Iain Duncan Smith, the former Tory leader, last week presented the most comprehensive assessment of the problem. The statistics his Centre for Social Justice assembled for the Conservative party’s policy review make sober reading. Despite rising prosperity, more people live in severe poverty than in 1997; 3.5m are on benefits that place no requirement on them to work; 350,000 children have drug-addicted parents and 1m parents who are alcoholics; 10% of children leave school with no educational qualifications. The link between this failure and crime is powerful; 73% of young offenders admit to no academic attainment.

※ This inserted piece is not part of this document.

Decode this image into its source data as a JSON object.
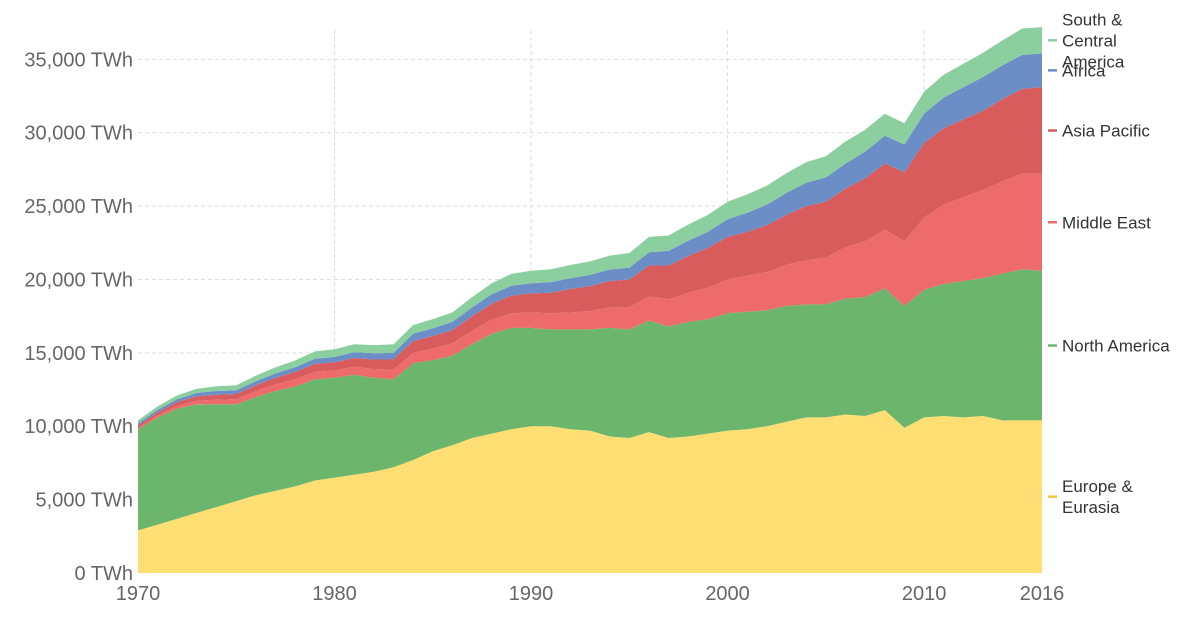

Mr Duncan Smith has travelled the country seeking out the worst examples. In Glasgow, which has 70% of Scotland’s most deprived areas, 50% of households have no earned income and life expectancy is as low as in many Third World countries. Lives are blighted by drugs, alcohol, crime and violence; the cycle of deprivation goes round, destroying successive generations. Glasgow may be the most extreme example but there are mini-Glasgows in every British city and, increasingly, in smaller towns.
What can be done to break the cycle that entrenches so many in this underclass? Mr Duncan Smith’s proposals have been characterised as presenting marriage as the solution to all society’s ills. In fact, while the evidence is strong - half of cohabiting couples break up by the time their child is five, compared with one in 12 married couples - he would emphasise that what matters is stable, long-term relationships.
There is a serious bias in the system against such relationships. This applies to everything from welfare benefits, tax credits and entitlement to council flats, through official advertisements on milk cartons warning single mothers that they could be guilty of benefit fraud if a partner has moved in. But Mr Duncan Smith’s diagnosis and recommendations go much further. There is no magic bullet for mending a broken society but a series of steps, some small, some expensive, none easy. By the age of three, a child is marked out for educational failure, crime and addiction. This can be stopped only by early intervention, such as the successful schemes that have run for 30 years in Baltimore in the United States.
What about the long-term unemployed, the Neets (not in education, employment or training) and the able-bodied “incapacitated”, who could work if given the opportunity? Australia’s Job Network uses private sector companies and charities to get people into jobs and ensure they stay in them, paying by results. Britain’s public sector-led employment service produces a revolving door; nearly 60% of those claiming jobseekers’ allowance have been previously unemployed. Hundreds of thousands more are allowed to rot on incapacity benefit at public expense.
Finding work for them and helping such people maintain stable relationships are the key. If the prime minister was as inclusive as he proclaims, he would put Mr Duncan Smith in charge of leading the assault on “breakdown” Britain. David Cameron must push the government hard on these issues and pledge to introduce real change when in power. The test for the Tories is whether they can force Labour to confront their agenda.